Of course I blamed Windows as this is often the problem.
However I found out that the problem is the DHCP Server of the VMWare Server.
This seems to assign DHCP leases not only for the networks towards the Virtual Machines but also to the host as well.

The only remedy is to shutdown the Windows service of the VMWare DHCP Server when requesting a new IP address.

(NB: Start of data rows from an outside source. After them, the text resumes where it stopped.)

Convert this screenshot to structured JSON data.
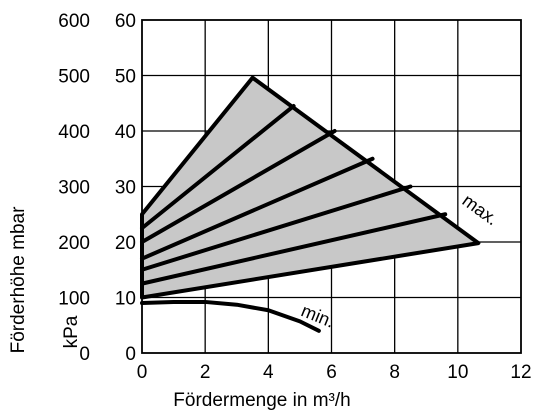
{
  "chart_data": {
    "type": "line",
    "xlabel": "Fördermenge in m³/h",
    "ylabel_outer": "Förderhöhe mbar",
    "ylabel_inner": "kPa",
    "xlim": [
      0,
      12
    ],
    "ylim_kpa": [
      0,
      60
    ],
    "ylim_mbar": [
      0,
      600
    ],
    "x_ticks": [
      "0",
      "2",
      "4",
      "6",
      "8",
      "10",
      "12"
    ],
    "y_ticks_mbar": [
      "0",
      "100",
      "200",
      "300",
      "400",
      "500",
      "600"
    ],
    "y_ticks_kpa": [
      "0",
      "10",
      "20",
      "30",
      "40",
      "50",
      "60"
    ],
    "grid": true,
    "region": {
      "name": "",
      "x": [
        0,
        3.5,
        10.65,
        0
      ],
      "y": [
        25,
        49.6,
        19.8,
        10
      ]
    },
    "series": [
      {
        "name": "",
        "x": [
          0,
          4.8
        ],
        "y": [
          22.5,
          44.5
        ]
      },
      {
        "name": "",
        "x": [
          0,
          6.1
        ],
        "y": [
          20,
          40
        ]
      },
      {
        "name": "",
        "x": [
          0,
          7.3
        ],
        "y": [
          17,
          35
        ]
      },
      {
        "name": "",
        "x": [
          0,
          8.5
        ],
        "y": [
          15,
          30
        ]
      },
      {
        "name": "",
        "x": [
          0,
          9.6
        ],
        "y": [
          12.5,
          25
        ]
      },
      {
        "name": "",
        "x": [
          0,
          1,
          2,
          3,
          4,
          5,
          5.6
        ],
        "y": [
          9,
          9.2,
          9.2,
          8.7,
          7.7,
          5.7,
          4
        ]
      }
    ],
    "annotations": [
      {
        "text": "max.",
        "x": 10.1,
        "y": 27
      },
      {
        "text": "min.",
        "x": 5.0,
        "y": 6.8
      }
    ]
  }
}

Setup Oracle RAC - problem with runcluvfy.sh

When running the runcluvfy.sh I received the following error:

/tmp does not exist and is not writable

The reason for this is the fact that during the setup of the user equivalence the ssh to the own host was not performed. This leads to the issue that the commands in the runcluvfy.sh are not issued on the localhost. This leads to the strange error, as the /tmp directory did of course exist.

Friday, April 18, 2008

Change the instancename of the Oracle Application Server

During the installation of an Oracle Application Server I mistyped the instancename. I was not so keen on re-installing everything. So I tried to change the name of the instance. Mind you - I'm talking about the name that is displayed when issuing an

opmnctl status

The solution is pretty easy: Edit the ias.properties and the opmn.xml . Change the instancename there and restart the opmn.

Sunday, March 02, 2008

User interface design @ Oracle - or how to distinguish blue on blue

Came across the following last week - and I have to admit that this is something which made my eyes hurt.

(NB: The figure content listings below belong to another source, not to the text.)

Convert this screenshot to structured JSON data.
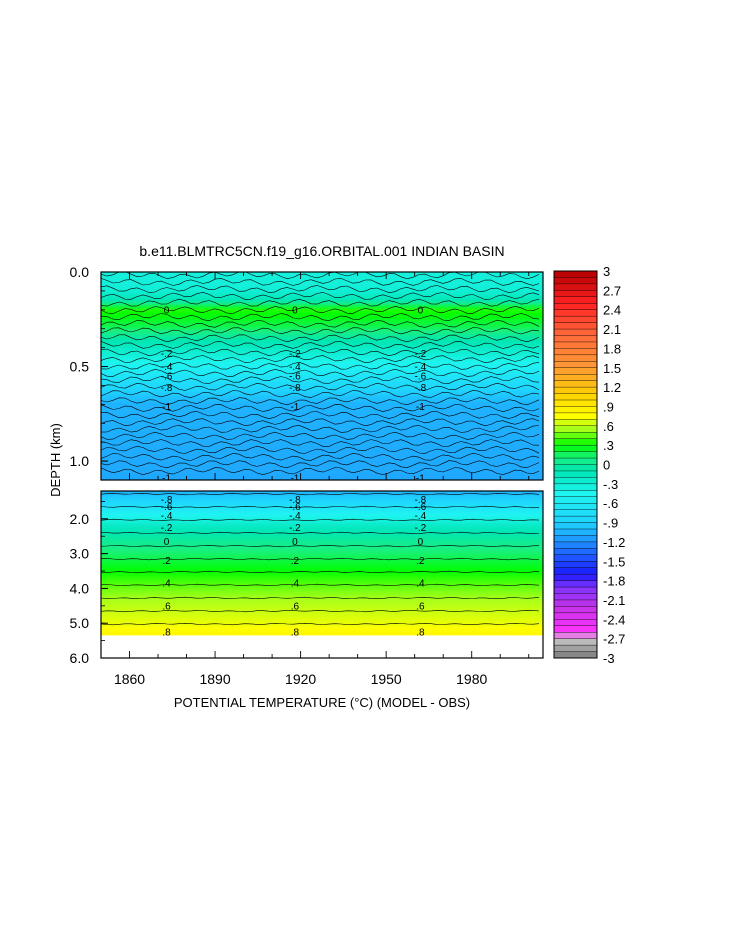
{
  "chart_data": {
    "type": "heatmap",
    "subtype": "filled-contour time-depth section",
    "title": "b.e11.BLMTRC5CN.f19_g16.ORBITAL.001 INDIAN BASIN",
    "xlabel": "POTENTIAL TEMPERATURE (°C) (MODEL - OBS)",
    "ylabel": "DEPTH (km)",
    "xlim": [
      1850,
      2005
    ],
    "x_ticks": [
      "1860",
      "1890",
      "1920",
      "1950",
      "1980"
    ],
    "panels": [
      {
        "name": "upper",
        "ylim": [
          0.0,
          1.1
        ],
        "y_ticks": [
          "0.0",
          "0.5",
          "1.0"
        ],
        "depth_profile": [
          {
            "depth": 0.0,
            "value": -0.35
          },
          {
            "depth": 0.1,
            "value": -0.3
          },
          {
            "depth": 0.15,
            "value": -0.1
          },
          {
            "depth": 0.2,
            "value": 0.35
          },
          {
            "depth": 0.25,
            "value": 0.25
          },
          {
            "depth": 0.3,
            "value": 0.15
          },
          {
            "depth": 0.35,
            "value": -0.05
          },
          {
            "depth": 0.4,
            "value": -0.2
          },
          {
            "depth": 0.45,
            "value": -0.35
          },
          {
            "depth": 0.5,
            "value": -0.5
          },
          {
            "depth": 0.55,
            "value": -0.65
          },
          {
            "depth": 0.6,
            "value": -0.8
          },
          {
            "depth": 0.65,
            "value": -0.95
          },
          {
            "depth": 0.7,
            "value": -1.05
          },
          {
            "depth": 1.1,
            "value": -1.1
          }
        ],
        "contour_labels": [
          {
            "label": "0",
            "depth": 0.2
          },
          {
            "label": "-.2",
            "depth": 0.43
          },
          {
            "label": "-.4",
            "depth": 0.5
          },
          {
            "label": "-.6",
            "depth": 0.55
          },
          {
            "label": "-.8",
            "depth": 0.61
          },
          {
            "label": "-1",
            "depth": 0.71
          },
          {
            "label": "-1",
            "depth": 1.09
          }
        ]
      },
      {
        "name": "lower",
        "ylim": [
          1.2,
          6.0
        ],
        "y_ticks": [
          "2.0",
          "3.0",
          "4.0",
          "5.0",
          "6.0"
        ],
        "depth_profile": [
          {
            "depth": 1.2,
            "value": -1.05
          },
          {
            "depth": 1.5,
            "value": -0.85
          },
          {
            "depth": 1.8,
            "value": -0.55
          },
          {
            "depth": 2.2,
            "value": -0.2
          },
          {
            "depth": 2.6,
            "value": 0.0
          },
          {
            "depth": 3.2,
            "value": 0.2
          },
          {
            "depth": 3.8,
            "value": 0.4
          },
          {
            "depth": 4.3,
            "value": 0.55
          },
          {
            "depth": 5.0,
            "value": 0.7
          },
          {
            "depth": 5.3,
            "value": 0.8
          }
        ],
        "data_bottom": 5.35,
        "contour_labels": [
          {
            "label": "-.8",
            "depth": 1.45
          },
          {
            "label": "-.6",
            "depth": 1.65
          },
          {
            "label": "-.4",
            "depth": 1.9
          },
          {
            "label": "-.2",
            "depth": 2.25
          },
          {
            "label": "0",
            "depth": 2.65
          },
          {
            "label": ".2",
            "depth": 3.2
          },
          {
            "label": ".4",
            "depth": 3.85
          },
          {
            "label": ".6",
            "depth": 4.5
          },
          {
            "label": ".8",
            "depth": 5.25
          }
        ]
      }
    ],
    "label_years": [
      1873,
      1918,
      1962
    ],
    "colorbar": {
      "range": [
        -3,
        3
      ],
      "ticks": [
        "3",
        "2.7",
        "2.4",
        "2.1",
        "1.8",
        "1.5",
        "1.2",
        ".9",
        ".6",
        ".3",
        "0",
        "-.3",
        "-.6",
        "-.9",
        "-1.2",
        "-1.5",
        "-1.8",
        "-2.1",
        "-2.4",
        "-2.7",
        "-3"
      ],
      "tick_values": [
        3,
        2.7,
        2.4,
        2.1,
        1.8,
        1.5,
        1.2,
        0.9,
        0.6,
        0.3,
        0,
        -0.3,
        -0.6,
        -0.9,
        -1.2,
        -1.5,
        -1.8,
        -2.1,
        -2.4,
        -2.7,
        -3
      ],
      "color_stops": [
        {
          "value": -3.0,
          "color": "#7a7a7a"
        },
        {
          "value": -2.7,
          "color": "#c8c8c8"
        },
        {
          "value": -2.6,
          "color": "#ff33ff"
        },
        {
          "value": -2.2,
          "color": "#c233e6"
        },
        {
          "value": -1.9,
          "color": "#7f33ff"
        },
        {
          "value": -1.7,
          "color": "#1a1aff"
        },
        {
          "value": -1.4,
          "color": "#1f5fff"
        },
        {
          "value": -1.1,
          "color": "#1fa8ff"
        },
        {
          "value": -0.9,
          "color": "#1fd2ff"
        },
        {
          "value": -0.45,
          "color": "#1ff5f0"
        },
        {
          "value": -0.1,
          "color": "#00e6b4"
        },
        {
          "value": 0.1,
          "color": "#1aef80"
        },
        {
          "value": 0.3,
          "color": "#00ff00"
        },
        {
          "value": 0.55,
          "color": "#a8ff1a"
        },
        {
          "value": 0.75,
          "color": "#ffff00"
        },
        {
          "value": 1.05,
          "color": "#ffd700"
        },
        {
          "value": 1.5,
          "color": "#ff9a33"
        },
        {
          "value": 2.0,
          "color": "#ff6a3a"
        },
        {
          "value": 2.5,
          "color": "#ff2222"
        },
        {
          "value": 3.0,
          "color": "#b30000"
        }
      ]
    }
  }
}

When you are in the Policy Manager of the Oracle Identity Management Suite and you want to add a group you REALLY need to know that there is a hidden link on this page. Try to find it yourself in the next picture:



Found it?

No?
Let me give you a hint. Look in the blue band and search for some blue text :-)

I'm not sure if anybody knew about this. I checked the documentation, and nothing about adding a group to such an Authorization Rule for groups is written in there.

I wonder if anybody at Oracle knows about this hidden gem.
I will log an SR with Support and also mail some people I know at Oracle to discuss this perfect piece of user interface design.

Saturday, February 23, 2008

A good old fashioned switchboard

Nowadays you see a lot of those nifty no-nonsense datacenters where everything is ordered and no room is left for human ingenuity.

However - once in a while you encounter some good old-fashioned folks, who think that intelligence rules over the chaos.

Here is a lovely picture from one of my customers.

Well - in order to protect the innocent let me say that their network is ok!